Sometimes your church may find out that their preacher is a homosexual or drug user or is having an affair out of their marriage or have singles making a little whoopee. Other than the murderers and predators and seriously bad folk out there, where is the sin in being and acting like humans have for thousands of years.
You write:
“Now, on abortion, here’s the thing. When a woman or girl ends up with an unwanted pregnancy, approximately 94% of the time, it’s because she decided to have sex for the pleasure of it, and assumed that it would not have consequences.”

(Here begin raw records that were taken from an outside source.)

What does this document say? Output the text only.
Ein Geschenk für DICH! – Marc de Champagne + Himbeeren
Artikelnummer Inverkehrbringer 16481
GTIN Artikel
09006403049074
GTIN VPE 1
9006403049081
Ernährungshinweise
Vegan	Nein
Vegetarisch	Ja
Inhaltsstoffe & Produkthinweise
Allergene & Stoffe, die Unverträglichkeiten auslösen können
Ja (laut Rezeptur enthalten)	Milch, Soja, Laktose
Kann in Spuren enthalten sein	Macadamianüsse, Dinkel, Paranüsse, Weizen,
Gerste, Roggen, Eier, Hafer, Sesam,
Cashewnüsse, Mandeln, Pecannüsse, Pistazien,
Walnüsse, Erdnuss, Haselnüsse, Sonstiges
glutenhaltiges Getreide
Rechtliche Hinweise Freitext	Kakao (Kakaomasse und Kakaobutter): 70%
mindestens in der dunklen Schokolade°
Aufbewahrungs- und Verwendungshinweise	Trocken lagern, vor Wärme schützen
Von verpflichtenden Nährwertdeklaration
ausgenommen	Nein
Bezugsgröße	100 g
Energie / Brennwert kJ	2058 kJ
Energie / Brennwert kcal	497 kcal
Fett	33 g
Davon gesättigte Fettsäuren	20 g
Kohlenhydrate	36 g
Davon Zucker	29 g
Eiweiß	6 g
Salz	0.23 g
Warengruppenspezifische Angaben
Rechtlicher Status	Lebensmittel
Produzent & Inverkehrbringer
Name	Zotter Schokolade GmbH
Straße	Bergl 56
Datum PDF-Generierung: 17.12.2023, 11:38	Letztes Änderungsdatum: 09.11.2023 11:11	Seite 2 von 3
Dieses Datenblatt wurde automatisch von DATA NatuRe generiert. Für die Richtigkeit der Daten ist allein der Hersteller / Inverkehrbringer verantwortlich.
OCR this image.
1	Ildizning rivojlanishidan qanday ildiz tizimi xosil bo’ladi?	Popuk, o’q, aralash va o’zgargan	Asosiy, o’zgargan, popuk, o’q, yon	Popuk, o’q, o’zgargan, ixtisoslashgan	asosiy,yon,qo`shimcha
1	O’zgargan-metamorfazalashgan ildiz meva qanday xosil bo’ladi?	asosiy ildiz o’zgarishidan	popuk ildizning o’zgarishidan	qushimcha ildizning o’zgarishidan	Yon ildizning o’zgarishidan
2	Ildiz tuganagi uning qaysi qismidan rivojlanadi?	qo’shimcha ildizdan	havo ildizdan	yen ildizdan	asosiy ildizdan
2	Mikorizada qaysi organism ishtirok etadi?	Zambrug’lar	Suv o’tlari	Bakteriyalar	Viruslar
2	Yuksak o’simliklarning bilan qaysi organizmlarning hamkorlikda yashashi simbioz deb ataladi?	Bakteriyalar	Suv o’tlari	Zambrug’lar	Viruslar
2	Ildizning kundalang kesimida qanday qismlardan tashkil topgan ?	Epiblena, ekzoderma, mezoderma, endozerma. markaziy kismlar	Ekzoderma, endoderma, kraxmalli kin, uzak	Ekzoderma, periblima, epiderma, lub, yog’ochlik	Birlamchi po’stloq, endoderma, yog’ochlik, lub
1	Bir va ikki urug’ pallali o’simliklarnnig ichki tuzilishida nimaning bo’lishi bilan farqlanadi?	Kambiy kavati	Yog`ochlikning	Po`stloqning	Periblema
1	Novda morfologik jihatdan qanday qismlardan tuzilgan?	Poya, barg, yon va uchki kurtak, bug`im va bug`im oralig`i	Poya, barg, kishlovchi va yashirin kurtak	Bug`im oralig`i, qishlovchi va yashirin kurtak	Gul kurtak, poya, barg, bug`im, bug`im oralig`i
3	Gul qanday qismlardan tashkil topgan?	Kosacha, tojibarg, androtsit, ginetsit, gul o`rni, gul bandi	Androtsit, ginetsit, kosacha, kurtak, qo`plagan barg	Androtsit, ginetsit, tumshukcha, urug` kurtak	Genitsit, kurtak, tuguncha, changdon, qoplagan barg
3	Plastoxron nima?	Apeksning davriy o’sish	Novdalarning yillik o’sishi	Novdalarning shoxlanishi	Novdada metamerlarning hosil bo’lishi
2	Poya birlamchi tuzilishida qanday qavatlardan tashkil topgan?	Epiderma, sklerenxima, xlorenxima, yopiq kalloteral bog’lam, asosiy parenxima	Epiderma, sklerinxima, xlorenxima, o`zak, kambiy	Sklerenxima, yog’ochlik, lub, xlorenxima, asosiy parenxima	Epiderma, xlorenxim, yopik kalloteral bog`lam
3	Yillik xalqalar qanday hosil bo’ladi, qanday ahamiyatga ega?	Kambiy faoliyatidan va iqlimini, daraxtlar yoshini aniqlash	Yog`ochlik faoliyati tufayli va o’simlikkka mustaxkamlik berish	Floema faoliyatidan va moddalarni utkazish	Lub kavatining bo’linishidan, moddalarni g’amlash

I can only repeat that I would seriously not want this girl/woman to have an abortion…however I would not want the government or church to deny her humane and safe access. Maybe tell her she only gets one chance or procedure. I don’t know…I just think that the government and church do not own this person’s body, as much as they like to think they do. Personal decisions to have unprotected sex vs. sex by rape or incest or known physical deformity are totally different matters and require different rules. Again this is a matter between a woman and her doctor, but rape and incest and deformity should be cases where ipso-facto the offer of abortion is there immediately.
I couldn’t find an 8 week embryo, but this is a 7.5 week one. Notice the size reference in lower left. This is about the size of a butter-bean. This is not a viable human at this point, it has no higher brain functions or self awareness and I don’t believe there is any Biblical injunction against aborting at this stage or any other.
What should we do with a woman/girl who has an abortion?
If abortions are outlawed, as they used to be because of religion, and women/girls still have them, as they always did…what should we do to them?